Loss not decreasing when using RNN with variable sequence length for regression learning

I am writing a character level RNN for regression learning, where each sequence in my training set has a real-number value assigned to it.

I am using pack_padded_sequence for padding my sequences to the same length in order to run batched learning. The code is below:

class GenericRNN(nn.Module):
    def __init__(self, vocab_size, embedding_dim, hidden_dim, batch_size, train_embedding = True, device = "cuda"):
        super(GenericRNN, self).__init__()
        self.batch_size = batch_size
        self.vocab_size, self.embedding_dim, self.hidden_dim  = vocab_size, embedding_dim, hidden_dim

        self.embedding = nn.Embedding(vocab_size , embedding_dim)
        self.rnn = nn.LSTM(embedding_dim, hidden_dim)
        self.fc = nn.Linear(hidden_dim, 1)
        self.hidden = self.init_hidden(batch_size, device)
        self.device = device

        if train_embedding is False:
            self.embedding.weight.requires_grad = False


    def forward(self, char_index, length):
        seq_lengths, perm_idx = length.sort(0, descending=True)
        seq_tensor = char_index[perm_idx]

        embeds = self.embedding(seq_tensor)

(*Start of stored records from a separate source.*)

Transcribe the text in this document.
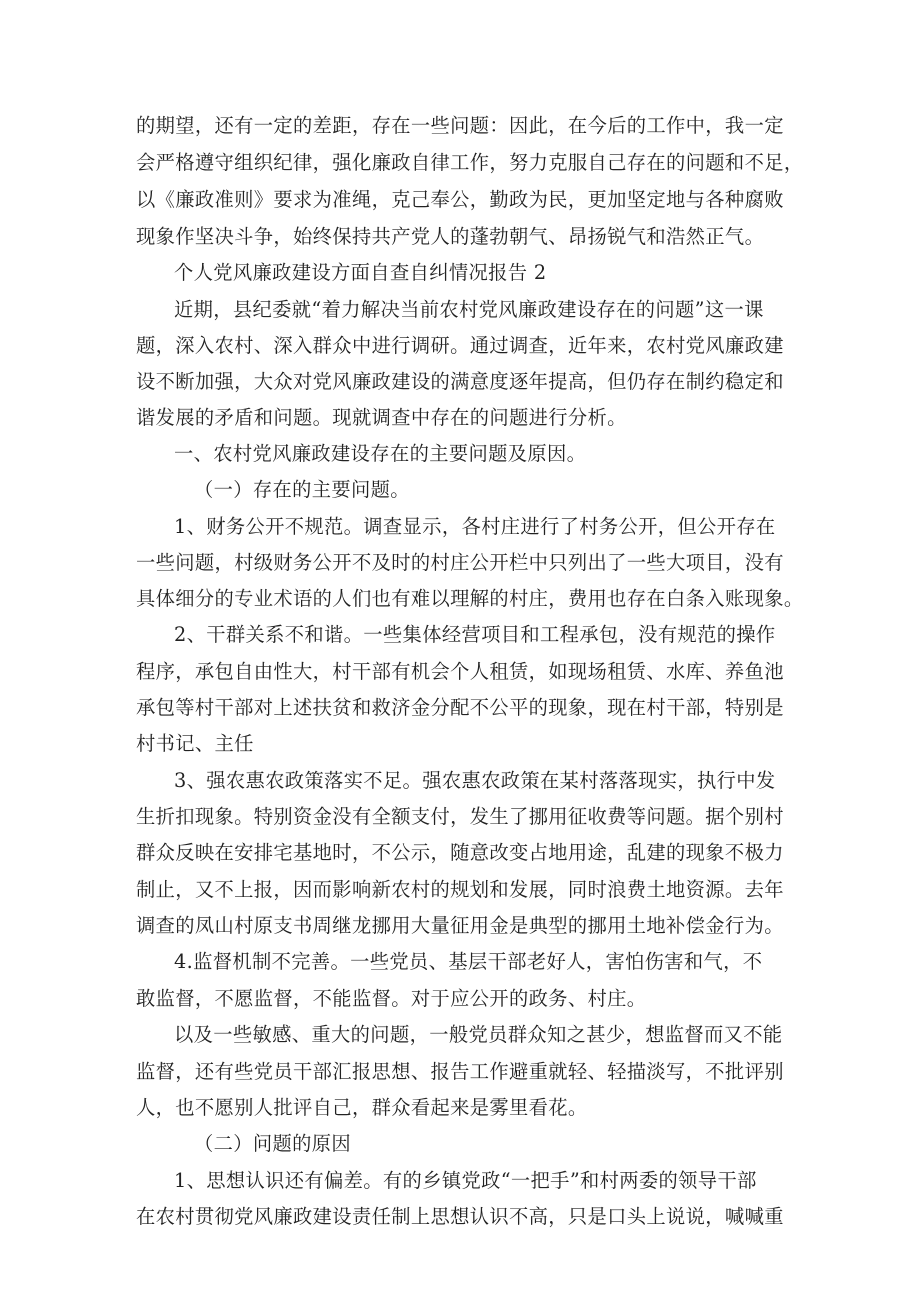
的期望，还有一定的差距，存在一些问题：因此，在今后的工作中，我一定
会严格遵守组织纪律，强化廉政自律工作，努力克服自己存在的问题和不足，
以《廉政准则》要求为准绳，克己奉公，勤政为民，更加坚定地与各种腐败
现象作坚决斗争，始终保持共产党人的蓬勃朝气、昂扬锐气和浩然正气。
个人党风廉政建设方面自查自纠情况报告 2
近期，县纪委就“着力解决当前农村党风廉政建设存在的问题”这一课
题，深入农村、深入群众中进行调研。通过调查，近年来，农村党风廉政建
设不断加强，大众对党风廉政建设的满意度逐年提高，但仍存在制约稳定和
谐发展的矛盾和问题。现就调查中存在的问题进行分析。
一、农村党风廉政建设存在的主要问题及原因。
（一）存在的主要问题。
1、财务公开不规范。调查显示，各村庄进行了村务公开，但公开存在
一些问题，村级财务公开不及时的村庄公开栏中只列出了一些大项目，没有
具体细分的专业术语的人们也有难以理解的村庄，费用也存在白条入账现象。
2、干群关系不和谐。一些集体经营项目和工程承包，没有规范的操作
程序，承包自由性大，村干部有机会个人租赁，如现场租赁、水库、养鱼池
承包等村干部对上述扶贫和救济金分配不公平的现象，现在村干部，特别是
村书记、主任
3、强农惠农政策落实不足。强农惠农政策在某村落落现实，执行中发
生折扣现象。特别资金没有全额支付，发生了挪用征收费等问题。据个别村
群众反映在安排宅基地时，不公示，随意改变占地用途，乱建的现象不极力
制止，又不上报，因而影响新农村的规划和发展，同时浪费土地资源。去年
调查的凤山村原支书周继龙挪用大量征用金是典型的挪用土地补偿金行为。
4.监督机制不完善。一些党员、基层干部老好人，害怕伤害和气，不
敢监督，不愿监督，不能监督。对于应公开的政务、村庄。
以及一些敏感、重大的问题，一般党员群众知之甚少，想监督而又不能
监督，还有些党员干部汇报思想、报告工作避重就轻、轻描淡写，不批评别
人，也不愿别人批评自己，群众看起来是雾里看花。
（二）问题的原因
1、思想认识还有偏差。有的乡镇党政“一把手”和村两委的领导干部
在农村贯彻党风廉政建设责任制上思想认识不高，只是口头上说说，喊喊重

        packed_input = pack_padded_sequence(embeds, seq_lengths, batch_first=True)


        output, self.hidden = self.rnn(packed_input, self.hidden)

        output, input_sizes = pad_packed_sequence(output, batch_first=True)

        mask = torch.zeros(output.shape[:-1]).to(self.device)
        mask[torch.arange(output.shape[0]), input_sizes - 1] = 1
        mask = mask.unsqueeze(2).byte()

        return self.fc(output.masked_select(mask).view(-1, self.hidden_dim))

    def init_hidden(self, batch_size):
        return (torch.zeros(1, batch_size, self.hidden_dim).to(self.device),     torch.zeros(1, batch_size, self.hidden_dim).to(self.device))

What I find is when I use a batch_size of 1, the loss decreases very well but as soon as I increase the batch_size, the loss no longer decreases at all.

I think one possible cause is that my sequences vary in length quite a lot and I also need to somehow account for all the padding in my loss function (currently using L1Loss). I see for classification, the the CrossEntropy loss allows ignoring pad index. Is there something similar for regression tasks?